On my second attempt at making a GIF, Bixby switched the screen to video recording. It wasn’t exactly what I wanted, but it’s a start.
For every successful or near-successful request, there was a miscommunication or dead end.
I'm still excited by Bixby's potential.
I was disappointed that when I asked Bixby to play music, it responded that it couldn’t do that right now, instead of at least offering the option to select a music genre in Google Play.
Bixby’s gaze can turn outward. I used it to search and set location-based reminders, both of which it handled without issue. When I told it to remind me of a task when I reached work, Bixby smartly asked me to supply a work address.

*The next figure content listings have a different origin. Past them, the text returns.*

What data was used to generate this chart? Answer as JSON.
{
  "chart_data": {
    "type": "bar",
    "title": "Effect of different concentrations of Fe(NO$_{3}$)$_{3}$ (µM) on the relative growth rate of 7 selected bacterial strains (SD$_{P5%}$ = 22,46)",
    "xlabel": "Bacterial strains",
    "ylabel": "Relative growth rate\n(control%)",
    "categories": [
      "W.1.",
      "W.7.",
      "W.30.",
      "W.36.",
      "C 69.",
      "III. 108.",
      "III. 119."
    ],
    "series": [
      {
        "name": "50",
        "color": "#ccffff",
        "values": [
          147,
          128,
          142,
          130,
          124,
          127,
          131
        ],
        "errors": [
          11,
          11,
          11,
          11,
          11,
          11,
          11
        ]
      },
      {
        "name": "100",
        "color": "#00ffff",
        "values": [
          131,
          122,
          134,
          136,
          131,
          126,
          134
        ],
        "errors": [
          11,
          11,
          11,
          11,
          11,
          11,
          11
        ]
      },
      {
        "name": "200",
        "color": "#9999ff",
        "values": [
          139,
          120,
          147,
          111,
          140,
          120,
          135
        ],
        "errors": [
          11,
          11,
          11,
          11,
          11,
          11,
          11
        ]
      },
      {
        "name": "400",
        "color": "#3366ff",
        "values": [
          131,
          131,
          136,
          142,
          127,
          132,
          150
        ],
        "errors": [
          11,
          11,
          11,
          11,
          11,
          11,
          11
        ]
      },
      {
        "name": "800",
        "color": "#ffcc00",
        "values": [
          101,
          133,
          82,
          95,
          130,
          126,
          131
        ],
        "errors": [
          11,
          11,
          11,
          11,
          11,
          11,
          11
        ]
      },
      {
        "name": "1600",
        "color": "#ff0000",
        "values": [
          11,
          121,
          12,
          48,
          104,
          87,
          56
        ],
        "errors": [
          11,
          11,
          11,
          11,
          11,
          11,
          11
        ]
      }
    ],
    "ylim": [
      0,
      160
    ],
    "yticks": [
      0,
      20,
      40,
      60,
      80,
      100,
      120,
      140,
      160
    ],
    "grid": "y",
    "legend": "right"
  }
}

Samsung's digital assistant enters the world knowing more about its residence (the phone) than Siri did when it launched six years ago on the iPhone 4S. However, what Bixby can do today no longer seems so remarkable when compared to today's Siri. Ask Siri, for example to take a selfie. Yup, it can do that.
If Samsung wants to catch Apple in the digital assistant space, Bixby needs to get smarter and become a much better listener.
Even so, I'm still excited by Bixby's potential.
By design, Bixby's abilities should, ultimately, match the smartphone’s beat for-beat and, if Samsung is successful, extend beyond what we usually think of as "devices" and into a world of chatty home appliances. It’s a vision others are trying to fulfill by building their AI voice assistants into home hubs like Google Home and Apple HomePod, but that Samsung could complete by putting Bixby in everything else.